Fernie, Bruce A, Maher-Edwards, Lorraine, Murphy, Gabrielle et al. · Clinical psychology & psychotherapy · 2015 · DOI
Quick Summary
Researchers created a new questionnaire called the MaSCS to measure how people with ME/CFS think about their symptoms—specifically, how much they focus on symptoms and what they believe about controlling them. They tested this questionnaire with 124 ME/CFS patients and found it reliably measured two types of thinking: positive beliefs about symptom control and negative beliefs about symptom control. Both types of thinking were linked to how severe fatigue was, even when accounting for anxiety and depression.
Why It Matters
Understanding how ME/CFS patients think about and focus on their symptoms may help explain why symptoms persist and worsen. This validated questionnaire could help clinicians better assess individual patients and may guide development of cognitive-behavioral treatments tailored to address unhelpful thought patterns in ME/CFS.
Observed Findings
A two-factor model best fit the data, distinguishing positive from negative metacognitions about symptoms control.

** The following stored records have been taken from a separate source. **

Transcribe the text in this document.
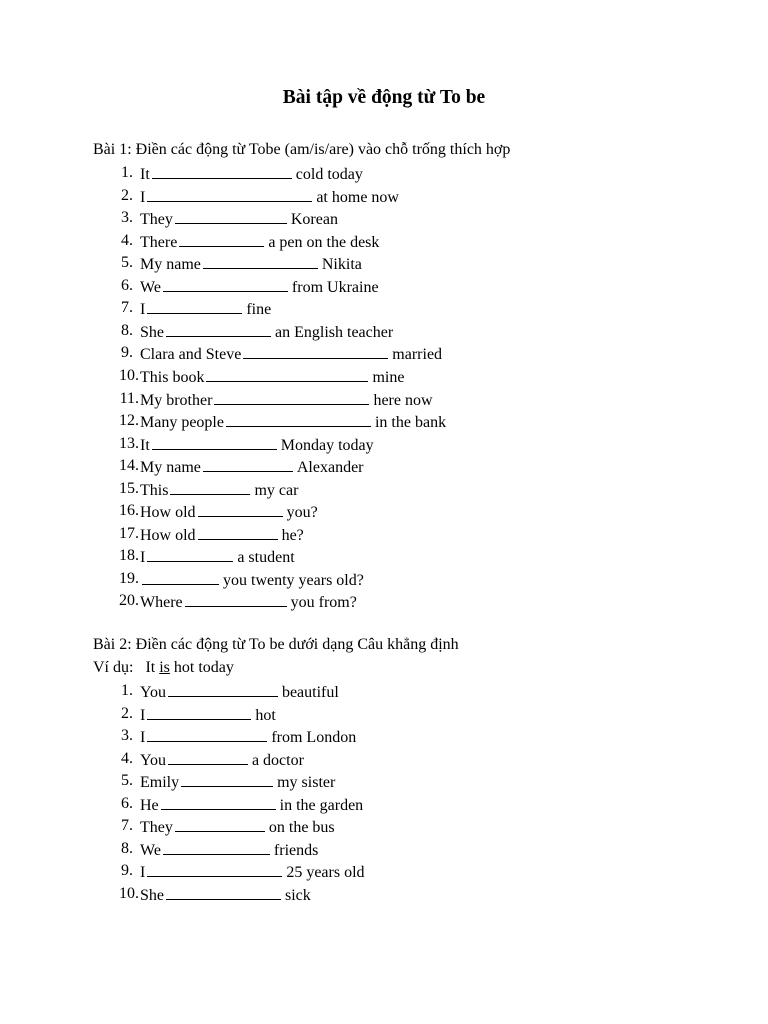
Bài tập về động từ To be
Bài 1: Điền các động từ Tobe (am/is/are) vào chỗ trống thích hợp
1. It	cold today
2. I	at home now
3. They	Korean
4. There	a pen on the desk
5. My name	Nikita
6. We	from Ukraine
7. I	fine
8. She	an English teacher
9. Clara and Steve	married
10. This book	mine
11. My brother	here now
12. Many people	in the bank
13. It	Monday today
14. My name	Alexander
15. This	my car
16. How old	you?
17. How old	he?
18. I	a student
19.	you twenty years old?
20. Where	you from?
Bài 2: Điền các động từ To be dưới dạng Câu khẳng định
Ví dụ: It is hot today
1. You	beautiful
2. I	hot
3. I	from London
4. You	a doctor
5. Emily	my sister
6. He	in the garden
7. They	on the bus
8. We	friends
9. I	25 years old
10. She	sick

Both positive and negative metacognitions were significantly correlated with fatigue levels in ME/CFS patients.
Metacognitions about symptoms control significantly predicted fatigue severity independent of anxiety and depression scores.
Both factors demonstrated good internal consistency, suggesting reliable measurement.
The sample was predominantly female (77%), limiting generalizability to male patients.
Inferred Conclusions
Metacognitive beliefs about symptom control play a meaningful role in ME/CFS symptom experience and may be important intervention targets.
The MaSCS is a reliable and valid first-generation instrument for assessing metacognitions in ME/CFS.
Clinical assessment and treatment formulation in ME/CFS may be improved by explicitly evaluating and addressing metacognitive processes.
Metacognitions about symptoms appear to be distinct from, but related to, anxiety and depression in ME/CFS.
Remaining Questions
Do positive and negative metacognitions about symptoms have different treatment implications, or do they operate through the same mechanism?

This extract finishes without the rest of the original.